Breaking News
light_mode
Trending Tags
Beranda » Berita » Berita Nasional » “Saya Siap Mati, Saya Mau Buka Semua”, Sony Sonjaya Ajukan Justice Collaborator dalam Kasus MBG

“Saya Siap Mati, Saya Mau Buka Semua”, Sony Sonjaya Ajukan Justice Collaborator dalam Kasus MBG

  • account_circle KangHasan
  • calendar_month Kamis, 11 Jun 2026
  • visibility 129
  • comment 0 komentar
  • print Cetak

info Atur ukuran teks artikel ini untuk mendapatkan pengalaman membaca terbaik.

Wartaloka, BERITA NASIONAL – Permohonan status Justice Collaborator (JC) yang diajukan Sony Sonjaya dalam perkara yang berkaitan dengan program Makan Bergizi Gratis (MBG) menjadi perhatian publik setelah kuasa hukumnya, Elza Syarief, mengungkap sejumlah pernyataan yang disebut disampaikan kliennya.

Menurut Elza Syarief, Sony Sonjaya sempat menyampaikan keinginannya untuk membuka informasi yang diketahuinya terkait perkara yang sedang ditangani aparat penegak hukum.

“Saya siap mati. Sebetulnya saya mau buka semua. Saya pesan, titip anak dan istri saya,” kata Elza Syarief menirukan pernyataan yang disebut pernah disampaikan kliennya.

Pernyataan tersebut disampaikan Elza saat menjelaskan alasan di balik pengajuan permohonan Justice Collaborator kepada pihak berwenang.

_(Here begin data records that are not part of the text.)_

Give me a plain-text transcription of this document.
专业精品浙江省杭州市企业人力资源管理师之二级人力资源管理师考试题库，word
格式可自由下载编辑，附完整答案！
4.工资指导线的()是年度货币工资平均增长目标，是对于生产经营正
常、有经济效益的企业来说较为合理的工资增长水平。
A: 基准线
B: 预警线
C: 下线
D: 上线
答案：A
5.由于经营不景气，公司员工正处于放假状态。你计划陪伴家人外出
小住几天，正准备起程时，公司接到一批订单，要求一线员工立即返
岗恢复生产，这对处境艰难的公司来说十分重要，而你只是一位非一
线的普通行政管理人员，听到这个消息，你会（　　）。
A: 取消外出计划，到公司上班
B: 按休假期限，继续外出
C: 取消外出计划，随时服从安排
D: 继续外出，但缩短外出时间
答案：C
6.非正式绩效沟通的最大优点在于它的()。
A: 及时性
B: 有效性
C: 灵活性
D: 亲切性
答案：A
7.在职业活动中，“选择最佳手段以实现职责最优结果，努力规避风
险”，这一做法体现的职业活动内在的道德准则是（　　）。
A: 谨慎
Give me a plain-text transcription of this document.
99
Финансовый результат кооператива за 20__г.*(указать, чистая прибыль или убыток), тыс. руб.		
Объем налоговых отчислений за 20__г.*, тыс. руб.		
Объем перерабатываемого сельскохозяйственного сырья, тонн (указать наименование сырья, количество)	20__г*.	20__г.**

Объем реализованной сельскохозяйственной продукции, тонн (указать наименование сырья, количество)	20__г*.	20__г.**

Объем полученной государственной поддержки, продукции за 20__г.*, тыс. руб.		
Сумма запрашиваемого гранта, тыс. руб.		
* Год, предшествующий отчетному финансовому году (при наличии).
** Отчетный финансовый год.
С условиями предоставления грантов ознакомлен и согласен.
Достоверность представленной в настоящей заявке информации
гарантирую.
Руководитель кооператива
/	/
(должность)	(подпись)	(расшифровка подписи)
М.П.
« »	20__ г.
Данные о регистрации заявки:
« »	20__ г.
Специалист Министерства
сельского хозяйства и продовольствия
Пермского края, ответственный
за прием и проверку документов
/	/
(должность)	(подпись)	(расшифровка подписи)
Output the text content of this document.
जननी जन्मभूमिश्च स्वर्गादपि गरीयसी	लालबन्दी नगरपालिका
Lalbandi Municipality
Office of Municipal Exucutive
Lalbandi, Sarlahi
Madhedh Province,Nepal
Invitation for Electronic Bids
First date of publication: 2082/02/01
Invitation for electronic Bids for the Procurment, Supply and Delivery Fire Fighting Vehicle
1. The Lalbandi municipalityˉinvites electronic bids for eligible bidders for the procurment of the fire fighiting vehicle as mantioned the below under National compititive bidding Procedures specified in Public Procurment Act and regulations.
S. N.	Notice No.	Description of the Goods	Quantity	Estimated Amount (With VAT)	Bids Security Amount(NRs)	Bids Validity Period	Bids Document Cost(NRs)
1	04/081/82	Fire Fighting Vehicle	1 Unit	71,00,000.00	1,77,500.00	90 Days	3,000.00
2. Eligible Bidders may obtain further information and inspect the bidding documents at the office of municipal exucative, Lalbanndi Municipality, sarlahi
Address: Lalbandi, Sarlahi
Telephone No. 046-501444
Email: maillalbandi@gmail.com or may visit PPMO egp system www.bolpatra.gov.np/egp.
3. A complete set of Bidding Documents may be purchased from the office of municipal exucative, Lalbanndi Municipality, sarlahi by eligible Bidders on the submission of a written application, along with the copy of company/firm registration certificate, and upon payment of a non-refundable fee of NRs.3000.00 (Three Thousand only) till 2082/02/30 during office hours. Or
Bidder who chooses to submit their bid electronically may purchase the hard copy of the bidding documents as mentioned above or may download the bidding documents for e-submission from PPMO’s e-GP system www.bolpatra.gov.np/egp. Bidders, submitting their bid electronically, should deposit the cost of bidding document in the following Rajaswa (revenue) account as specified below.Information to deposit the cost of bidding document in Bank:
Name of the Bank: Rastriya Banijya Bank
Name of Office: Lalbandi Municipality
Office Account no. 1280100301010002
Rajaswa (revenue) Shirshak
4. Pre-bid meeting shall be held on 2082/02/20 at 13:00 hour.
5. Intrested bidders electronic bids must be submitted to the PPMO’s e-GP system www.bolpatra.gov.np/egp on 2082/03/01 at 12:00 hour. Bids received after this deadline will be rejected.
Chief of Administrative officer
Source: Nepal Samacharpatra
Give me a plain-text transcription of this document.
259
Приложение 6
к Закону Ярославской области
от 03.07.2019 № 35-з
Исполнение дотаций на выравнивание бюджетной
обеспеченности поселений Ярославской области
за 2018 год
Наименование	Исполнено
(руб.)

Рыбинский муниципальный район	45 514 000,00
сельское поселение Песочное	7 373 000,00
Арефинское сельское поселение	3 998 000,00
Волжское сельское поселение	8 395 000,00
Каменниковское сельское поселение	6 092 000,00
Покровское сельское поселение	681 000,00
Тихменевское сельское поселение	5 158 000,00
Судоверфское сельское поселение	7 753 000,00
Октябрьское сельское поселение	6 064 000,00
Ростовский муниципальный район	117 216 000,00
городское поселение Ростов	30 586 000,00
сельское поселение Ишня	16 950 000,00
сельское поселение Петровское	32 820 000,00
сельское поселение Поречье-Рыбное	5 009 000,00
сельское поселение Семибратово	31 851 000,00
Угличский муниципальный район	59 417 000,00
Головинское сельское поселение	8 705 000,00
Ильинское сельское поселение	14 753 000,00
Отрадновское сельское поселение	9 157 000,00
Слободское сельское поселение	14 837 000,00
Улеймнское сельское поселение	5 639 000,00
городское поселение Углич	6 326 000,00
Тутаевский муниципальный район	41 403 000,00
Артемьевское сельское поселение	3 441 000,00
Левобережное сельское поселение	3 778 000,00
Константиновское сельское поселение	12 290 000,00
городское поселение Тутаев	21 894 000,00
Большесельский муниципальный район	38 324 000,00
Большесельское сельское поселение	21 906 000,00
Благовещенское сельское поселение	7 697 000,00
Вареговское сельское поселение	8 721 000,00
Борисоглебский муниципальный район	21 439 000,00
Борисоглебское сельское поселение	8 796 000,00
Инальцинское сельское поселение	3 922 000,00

Sony Sonjaya Disebut Siap Membuka Informasi yang Diketahui

Menurut Elza, kliennya mengaku tidak terlibat dalam praktik jual beli titik yang ramai diperbincangkan. Namun, Sony Sonjaya disebut memiliki informasi penting yang dapat membantu mengungkap rangkaian peristiwa yang sedang diselidiki.

Elza menyatakan Sony mengetahui sejumlah pihak yang disebut mendapatkan perhatian dalam proses pengelolaan titik dapur MBG karena dirinya terlibat dalam pengembangan sistem digital yang digunakan.

“Dia bilang, kalau soal jual beli titik saya tidak lakukan itu, tapi saya bisa memberikan nama-nama yang diberikan atensi. Dari nama-nama itu harusnya bisa diketahui karena saya yang membuat sistem digitalnya,” ujar Elza.

Meski demikian, seluruh keterangan tersebut masih merupakan pernyataan dari pihak kuasa hukum dan belum dapat dianggap sebagai fakta hukum sebelum diuji dalam proses penyidikan maupun persidangan.

Data dan Percakapan Disebut Tersimpan di Ponsel yang Disita

Elza Syarief juga mengungkapkan bahwa terdapat data penting yang menurutnya tersimpan dalam telepon genggam milik Sony Sonjaya yang telah disita oleh penyidik Kejaksaan.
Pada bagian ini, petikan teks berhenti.